On 9/16 at approximately 1:50 PM CDT, ClearlyIP began to receive indications of connectivity problems affecting the Pulsar360 Denver data center. Infrastructure and network teams were immediately notified and began troubleshooting. The team quickly ruled out internal infrastructure issues, confirming that links to all Pulsar360 equipment were working normally. Within 15 minutes, the team had identified the source of the issue as a regional Internet routing problem caused by actions of an unrelated third-party fiber provider.
The issue originated within a route (BGP) advertisement that erroneously included large sections of IP addresses--among them addresses used by Pulsar360's Denver location. That bad route information caused many ISPs to misdirect traffic away from the Denver data center location.
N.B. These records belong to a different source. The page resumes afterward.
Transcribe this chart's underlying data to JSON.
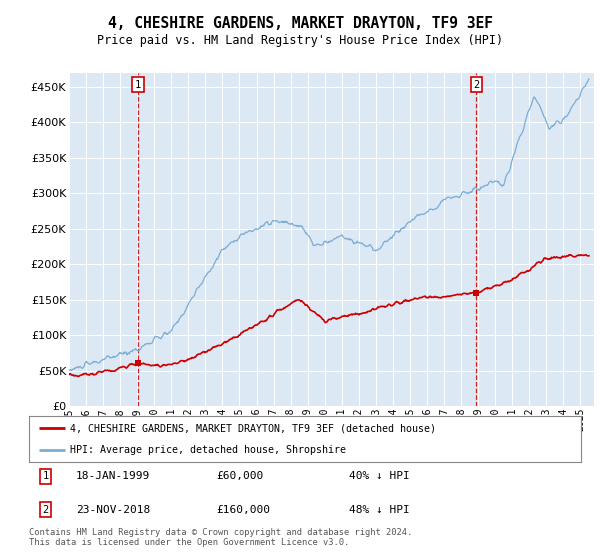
{
  "title": "4, CHESHIRE GARDENS, MARKET DRAYTON, TF9 3EF",
  "subtitle": "Price paid vs. HM Land Registry's House Price Index (HPI)",
  "hpi_label": "HPI: Average price, detached house, Shropshire",
  "price_label": "4, CHESHIRE GARDENS, MARKET DRAYTON, TF9 3EF (detached house)",
  "footnote": "Contains HM Land Registry data © Crown copyright and database right 2024.\nThis data is licensed under the Open Government Licence v3.0.",
  "transaction1": {
    "label": "1",
    "date": "18-JAN-1999",
    "price": 60000,
    "note": "40% ↓ HPI"
  },
  "transaction2": {
    "label": "2",
    "date": "23-NOV-2018",
    "price": 160000,
    "note": "48% ↓ HPI"
  },
  "hpi_color": "#7aadd4",
  "price_color": "#cc0000",
  "marker_box_color": "#cc0000",
  "background_color": "#dde8f5",
  "ylim": [
    0,
    470000
  ],
  "yticks": [
    0,
    50000,
    100000,
    150000,
    200000,
    250000,
    300000,
    350000,
    400000,
    450000
  ],
  "xlim_start": 1995.0,
  "xlim_end": 2025.8,
  "t1_x": 1999.04,
  "t2_x": 2018.9,
  "t1_price": 60000,
  "t2_price": 160000
}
ClearlyIP's engineering team pursued parallel efforts to resolve the underlying issue and explore workarounds that could be executed more rapidly. While contact was still being made with the third-party company through upstream contacts, a solution involving forced advertisement of smaller network segments (counteracting the large mis-advertisement) was tested successfully. The approach was approved quickly and the team immediately began executing it for all of the Pulsar360 Denver network segments during the next 30 minutes, restoring connectivity.
Stable connectivity had been achieved across the entire Denver network approximately one hour after the incident had been reported.